The need for transparent production processes
For Airbnb, the elements it needs to consider are more than simply how engaging (as measured by notions of creative execution and storytelling) its series ‘Home’ will be for audiences. This digital-native brand needs to consider how to make the content feel credible to digital-first audiences that have a vested interest in the creator revenue ecosystems that underpin the digital content economy. After all, which digital natives don’t create content themselves, or know people that do?
If ‘Home’ executes well regarding creativity (i.e. would a relevant user want to watch this content) but additionally achieves a transparent production process (i.e. gives priority to voices within the travel and creative industries traditionally marginalised and, more critically, pays these contributors well) then the potential push-back on the content is diminished. Digital-native consumers understand the inextricable and potentially fruitful links between big brands and their peer groups making a living.

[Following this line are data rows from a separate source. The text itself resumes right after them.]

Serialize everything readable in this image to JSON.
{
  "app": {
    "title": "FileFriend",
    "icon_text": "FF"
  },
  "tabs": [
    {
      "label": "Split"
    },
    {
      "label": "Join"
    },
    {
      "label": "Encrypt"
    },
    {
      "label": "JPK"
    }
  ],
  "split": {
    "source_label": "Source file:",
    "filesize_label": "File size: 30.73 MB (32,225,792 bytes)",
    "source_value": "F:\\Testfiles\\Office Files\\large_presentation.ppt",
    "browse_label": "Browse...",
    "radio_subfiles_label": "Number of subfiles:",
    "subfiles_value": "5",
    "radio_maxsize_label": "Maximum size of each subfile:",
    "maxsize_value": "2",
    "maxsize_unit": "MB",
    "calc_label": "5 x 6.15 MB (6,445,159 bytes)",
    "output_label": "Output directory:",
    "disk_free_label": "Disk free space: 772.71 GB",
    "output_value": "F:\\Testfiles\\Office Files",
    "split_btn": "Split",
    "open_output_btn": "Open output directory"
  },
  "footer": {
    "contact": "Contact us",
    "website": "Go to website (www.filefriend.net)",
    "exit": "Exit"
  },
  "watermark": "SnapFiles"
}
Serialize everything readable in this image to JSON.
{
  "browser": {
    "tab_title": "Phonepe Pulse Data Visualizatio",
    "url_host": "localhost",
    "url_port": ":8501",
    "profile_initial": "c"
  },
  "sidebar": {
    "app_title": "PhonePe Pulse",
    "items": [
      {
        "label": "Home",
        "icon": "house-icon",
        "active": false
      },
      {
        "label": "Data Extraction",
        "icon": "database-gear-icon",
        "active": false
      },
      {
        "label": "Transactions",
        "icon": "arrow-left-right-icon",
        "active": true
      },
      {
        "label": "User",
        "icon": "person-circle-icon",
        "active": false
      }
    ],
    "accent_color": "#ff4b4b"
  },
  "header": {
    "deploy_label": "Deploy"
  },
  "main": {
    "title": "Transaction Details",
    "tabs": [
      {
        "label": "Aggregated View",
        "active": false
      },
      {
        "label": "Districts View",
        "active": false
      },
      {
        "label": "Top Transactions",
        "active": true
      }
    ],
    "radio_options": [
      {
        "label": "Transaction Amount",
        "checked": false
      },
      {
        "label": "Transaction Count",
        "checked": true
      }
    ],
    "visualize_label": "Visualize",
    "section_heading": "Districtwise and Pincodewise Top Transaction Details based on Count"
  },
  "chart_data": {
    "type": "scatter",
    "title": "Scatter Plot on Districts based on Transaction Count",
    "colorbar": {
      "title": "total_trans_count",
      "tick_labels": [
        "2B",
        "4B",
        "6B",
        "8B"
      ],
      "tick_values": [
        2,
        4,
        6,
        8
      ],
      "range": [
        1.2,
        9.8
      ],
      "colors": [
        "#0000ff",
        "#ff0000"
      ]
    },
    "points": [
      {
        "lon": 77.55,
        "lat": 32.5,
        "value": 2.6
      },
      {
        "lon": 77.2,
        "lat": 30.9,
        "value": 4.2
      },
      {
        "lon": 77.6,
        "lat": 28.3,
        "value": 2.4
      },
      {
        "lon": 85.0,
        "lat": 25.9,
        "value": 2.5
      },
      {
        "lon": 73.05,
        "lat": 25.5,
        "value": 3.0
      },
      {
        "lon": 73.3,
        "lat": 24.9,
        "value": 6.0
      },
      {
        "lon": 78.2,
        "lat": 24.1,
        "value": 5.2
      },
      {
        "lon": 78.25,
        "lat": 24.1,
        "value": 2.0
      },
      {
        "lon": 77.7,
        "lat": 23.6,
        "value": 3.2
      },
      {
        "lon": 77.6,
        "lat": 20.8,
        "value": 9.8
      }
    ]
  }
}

The future of the branded content ecosystem
The biggest question for brands to consider at the moment is: ‘What can our company do (regarding supply chain policy, diversity and inclusion policies, environmental policies) to legitimise our activities in the eyes of consumers?’. Activities which may include creating content that is made available to audiences that pay for what they think are advertisement-free services. Could Nike perhaps make a docuseries for Netflix about the history of political protest in sport? Would it be seen as a legitimate transmitter of this content in light of its stance on Colin Kaepernick’s role in the protests against racist police brutality in the US?
These developments are forcing us to think deeply about what really constitutes an advertisement in the first place. Soon streaming services, as social media platforms have had to start doing, will need to start clearly signposting which content has been created by a commercial brand (even if it’s the new ‘in-house’ studio arm of that brand). It may turn out that, depending on the brand, this attracts users to that content rather than alienates them.